According to the report, while almost all children receive their vaccination against tuberculosis and polio, two out of five children do not complete their immunization program. The immunization program includes a total of eight vaccinations in the first year of the child’s life. Soon after birth, a single dose of BCG vaccine is injected which is targeted at protecting the child from tuberculosis. Measles vaccine and oral polio vaccine’s (OPV) first dose is given at the time of birth and then followed by two doses at intervals of four weeks. There is also the DPT/pentavalent vaccine which is meant to protect the child from diphtheria, whooping cough, tetanus, Hepatitis B and meningitis and pneumonia caused by Hemophilus influenza type B. DPT should be injected in three doses. Between the age of 16-24 months, the child should be given the booster doses for OPV and DPT.
About 95% vaccinations in rural India and 86% in urban areas were carried out at the government health facilities and primary health centres the report said. It also said that about 97% of children received their first dose of vaccination (BCG/OPV) at birth and for many, this could be the only dose they received. Only 67% of these children are vaccine against measles and 58% of them got their OPV booster dose and 54% received their DPT booster dose.
In the national capital, Delhi, less than 50% of children have been given all the eight vaccines. States wise, Manipur stands first with 75% followed by Andhra Pradesh with 73.6% and Mizoram with 73.4% of children who are fully immunized. Nagaland occupies the first place from the bottom with only 12% of children fully immunized followed by Pondicherry at 34% and Tripura at 39.6%.
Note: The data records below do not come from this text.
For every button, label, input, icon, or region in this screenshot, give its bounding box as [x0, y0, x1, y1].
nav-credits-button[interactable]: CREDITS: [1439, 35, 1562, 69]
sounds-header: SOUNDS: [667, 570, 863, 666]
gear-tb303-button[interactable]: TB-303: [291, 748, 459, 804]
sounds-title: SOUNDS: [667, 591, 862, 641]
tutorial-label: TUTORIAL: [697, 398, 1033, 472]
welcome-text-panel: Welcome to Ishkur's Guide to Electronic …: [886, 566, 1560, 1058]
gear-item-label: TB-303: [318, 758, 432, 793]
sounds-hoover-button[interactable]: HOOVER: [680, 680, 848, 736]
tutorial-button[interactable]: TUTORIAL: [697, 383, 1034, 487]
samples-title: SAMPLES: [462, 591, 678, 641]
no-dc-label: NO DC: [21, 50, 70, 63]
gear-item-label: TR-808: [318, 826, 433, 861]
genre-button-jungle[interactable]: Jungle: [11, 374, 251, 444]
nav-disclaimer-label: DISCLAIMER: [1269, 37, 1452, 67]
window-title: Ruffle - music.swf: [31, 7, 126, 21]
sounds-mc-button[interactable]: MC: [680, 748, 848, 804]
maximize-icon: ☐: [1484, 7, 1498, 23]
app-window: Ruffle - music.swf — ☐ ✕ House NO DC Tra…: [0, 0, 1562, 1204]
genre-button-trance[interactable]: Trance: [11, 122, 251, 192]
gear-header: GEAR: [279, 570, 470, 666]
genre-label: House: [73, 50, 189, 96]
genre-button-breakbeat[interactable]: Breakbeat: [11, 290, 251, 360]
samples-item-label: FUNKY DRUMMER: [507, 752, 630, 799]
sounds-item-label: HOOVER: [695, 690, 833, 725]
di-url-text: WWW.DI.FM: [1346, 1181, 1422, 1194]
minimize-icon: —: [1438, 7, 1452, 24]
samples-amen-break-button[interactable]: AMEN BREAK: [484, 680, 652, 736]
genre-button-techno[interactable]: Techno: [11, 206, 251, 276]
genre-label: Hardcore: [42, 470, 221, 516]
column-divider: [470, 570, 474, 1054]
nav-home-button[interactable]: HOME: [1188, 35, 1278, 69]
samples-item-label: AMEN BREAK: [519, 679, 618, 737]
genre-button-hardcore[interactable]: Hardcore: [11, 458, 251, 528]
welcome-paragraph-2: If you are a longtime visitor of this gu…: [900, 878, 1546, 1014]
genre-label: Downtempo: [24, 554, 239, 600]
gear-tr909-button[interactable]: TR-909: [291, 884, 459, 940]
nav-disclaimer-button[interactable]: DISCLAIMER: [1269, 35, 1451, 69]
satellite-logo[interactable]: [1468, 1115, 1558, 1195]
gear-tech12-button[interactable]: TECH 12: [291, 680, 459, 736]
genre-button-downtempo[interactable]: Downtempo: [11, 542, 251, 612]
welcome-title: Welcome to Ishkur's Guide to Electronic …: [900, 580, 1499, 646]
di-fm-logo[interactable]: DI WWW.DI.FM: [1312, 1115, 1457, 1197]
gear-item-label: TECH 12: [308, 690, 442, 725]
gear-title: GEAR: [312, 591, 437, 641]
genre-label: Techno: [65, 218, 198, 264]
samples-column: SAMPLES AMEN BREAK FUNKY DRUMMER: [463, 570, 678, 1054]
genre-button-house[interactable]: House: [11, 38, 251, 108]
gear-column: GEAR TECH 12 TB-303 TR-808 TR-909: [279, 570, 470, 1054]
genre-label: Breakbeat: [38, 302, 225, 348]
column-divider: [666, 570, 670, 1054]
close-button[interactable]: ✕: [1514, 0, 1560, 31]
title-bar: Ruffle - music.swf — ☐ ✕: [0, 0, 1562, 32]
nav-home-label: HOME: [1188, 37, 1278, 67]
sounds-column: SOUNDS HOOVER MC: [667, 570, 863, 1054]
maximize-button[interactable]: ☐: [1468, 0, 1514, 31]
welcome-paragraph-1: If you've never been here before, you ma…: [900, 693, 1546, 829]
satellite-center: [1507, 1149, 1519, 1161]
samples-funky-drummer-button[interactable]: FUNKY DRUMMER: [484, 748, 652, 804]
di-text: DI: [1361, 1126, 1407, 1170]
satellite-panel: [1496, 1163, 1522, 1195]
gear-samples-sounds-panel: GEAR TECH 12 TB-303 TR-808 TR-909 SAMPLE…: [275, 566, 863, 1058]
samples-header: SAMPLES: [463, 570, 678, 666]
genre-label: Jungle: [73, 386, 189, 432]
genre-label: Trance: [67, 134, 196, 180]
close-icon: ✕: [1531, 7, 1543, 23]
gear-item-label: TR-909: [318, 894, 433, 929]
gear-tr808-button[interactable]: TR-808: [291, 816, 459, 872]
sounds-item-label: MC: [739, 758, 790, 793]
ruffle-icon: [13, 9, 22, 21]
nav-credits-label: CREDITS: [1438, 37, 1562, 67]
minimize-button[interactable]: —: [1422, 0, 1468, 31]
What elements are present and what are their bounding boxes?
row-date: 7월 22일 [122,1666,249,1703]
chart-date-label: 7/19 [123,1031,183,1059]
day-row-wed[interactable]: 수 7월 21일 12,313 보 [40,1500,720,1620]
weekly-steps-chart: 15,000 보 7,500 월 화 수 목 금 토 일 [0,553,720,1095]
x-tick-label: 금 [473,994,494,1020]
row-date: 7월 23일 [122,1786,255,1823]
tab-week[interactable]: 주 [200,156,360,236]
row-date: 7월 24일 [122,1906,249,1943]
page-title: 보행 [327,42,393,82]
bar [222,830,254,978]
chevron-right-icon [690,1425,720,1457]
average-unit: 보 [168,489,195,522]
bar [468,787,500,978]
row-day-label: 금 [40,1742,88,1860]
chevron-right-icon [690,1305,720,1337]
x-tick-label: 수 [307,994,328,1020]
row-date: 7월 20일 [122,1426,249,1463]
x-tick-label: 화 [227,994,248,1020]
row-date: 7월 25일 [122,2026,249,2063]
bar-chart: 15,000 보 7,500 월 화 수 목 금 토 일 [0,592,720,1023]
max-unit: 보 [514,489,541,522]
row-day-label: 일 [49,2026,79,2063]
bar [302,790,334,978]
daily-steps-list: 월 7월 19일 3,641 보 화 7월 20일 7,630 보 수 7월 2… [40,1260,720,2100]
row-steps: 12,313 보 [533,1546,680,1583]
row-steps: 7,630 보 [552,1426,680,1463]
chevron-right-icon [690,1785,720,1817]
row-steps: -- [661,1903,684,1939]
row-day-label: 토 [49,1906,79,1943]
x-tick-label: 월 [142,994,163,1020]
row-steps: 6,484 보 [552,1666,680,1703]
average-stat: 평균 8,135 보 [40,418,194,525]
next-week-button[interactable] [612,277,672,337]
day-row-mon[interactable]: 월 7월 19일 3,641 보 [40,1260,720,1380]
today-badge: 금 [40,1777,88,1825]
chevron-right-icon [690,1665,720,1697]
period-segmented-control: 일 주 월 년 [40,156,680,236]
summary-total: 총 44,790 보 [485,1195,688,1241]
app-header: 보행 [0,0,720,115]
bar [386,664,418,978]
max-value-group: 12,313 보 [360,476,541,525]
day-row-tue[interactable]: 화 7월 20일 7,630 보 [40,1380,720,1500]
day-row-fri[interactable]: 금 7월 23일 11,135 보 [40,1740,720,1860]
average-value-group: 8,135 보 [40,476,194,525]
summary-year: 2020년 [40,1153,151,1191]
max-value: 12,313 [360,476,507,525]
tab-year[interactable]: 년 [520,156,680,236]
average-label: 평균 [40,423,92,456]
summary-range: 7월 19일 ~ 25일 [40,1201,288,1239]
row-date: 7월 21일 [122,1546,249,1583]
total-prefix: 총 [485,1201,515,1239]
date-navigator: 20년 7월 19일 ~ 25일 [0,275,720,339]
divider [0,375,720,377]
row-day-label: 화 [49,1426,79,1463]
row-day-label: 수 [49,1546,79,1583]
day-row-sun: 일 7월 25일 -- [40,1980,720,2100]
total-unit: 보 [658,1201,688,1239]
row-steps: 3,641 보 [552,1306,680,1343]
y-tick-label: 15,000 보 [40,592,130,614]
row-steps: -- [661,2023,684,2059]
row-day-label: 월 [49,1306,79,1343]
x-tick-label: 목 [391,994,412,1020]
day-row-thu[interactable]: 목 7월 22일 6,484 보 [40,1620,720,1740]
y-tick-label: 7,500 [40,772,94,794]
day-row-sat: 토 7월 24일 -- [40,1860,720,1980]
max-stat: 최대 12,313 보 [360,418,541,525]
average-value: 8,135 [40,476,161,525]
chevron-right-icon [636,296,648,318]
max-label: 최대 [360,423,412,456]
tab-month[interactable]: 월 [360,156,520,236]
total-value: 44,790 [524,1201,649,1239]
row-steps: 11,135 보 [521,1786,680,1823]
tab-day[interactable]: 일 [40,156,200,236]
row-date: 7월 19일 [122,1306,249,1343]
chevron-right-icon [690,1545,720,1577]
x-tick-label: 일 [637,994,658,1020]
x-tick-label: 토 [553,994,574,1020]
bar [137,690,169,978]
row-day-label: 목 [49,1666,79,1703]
In December 2014, then Union Health Minister JP Nadda introduced ‘Mission Indradhanush’ which aimed at achieving 90% immunization coverage in India by 2020. In October 2017, PM Modi launched Intensified Indradhanush which revised the target and set December 2018 as the goal to achieve 90% coverage of full immunization. Despite the mission, the government couldn’t achieve their goals by 2018. The data from the report shows that the mission failed by a large percentage.
According to a study by WHO called ‘Exploration of inequality: Childhood immunization’, there are several reasons which contribute to the inequality of immunization in the selected 10 countries, of which, India was also one. Socioeconomic, geographic and demographic factors play a key role in the problem. A child born to a household in the richest wealth bracket in India is 2.26 times more likely to receive the critical, three-dose vaccine against diphtheria, pertussis (whooping cough) and tetanus (DPT3) than one born to the poorest, the report said.
Mothers’ education also factors in in immunising the child. Studies have shown that the more educated the mother is, the higher the child’s chances of getting vaccinated are. As mentioned above, children from wealthy families are more likely to get vaccinated than the poorer families. Another factor is the order of the child as the first-born child is more likely to get the full immunization program and possibility decreases from the second child onwards. Contrary to the usual findings, this study shows that the sex of the baby doesn’t play a role in immunization inequality.
The government of India launched Intensified Indradhanush Mission 2.0 in December 2019 with the aim to immunize children under 2 years of age and pregnant women against the eight vaccine -preventable diseases. The first round was completed in December 2019 and fourth round of the mission was supposed to launch in March 2020 which is believed to be hindered by the COVID 19 pandemic.
There is a need to improve the conditions and the access to the primary healthcare facilities across all the strata of the Indian society as the same facilities would be used to immunize people against the COVID 19 virus when a vaccine is available for use and of course, to achieve a higher percentage of coverage of fully immunized children.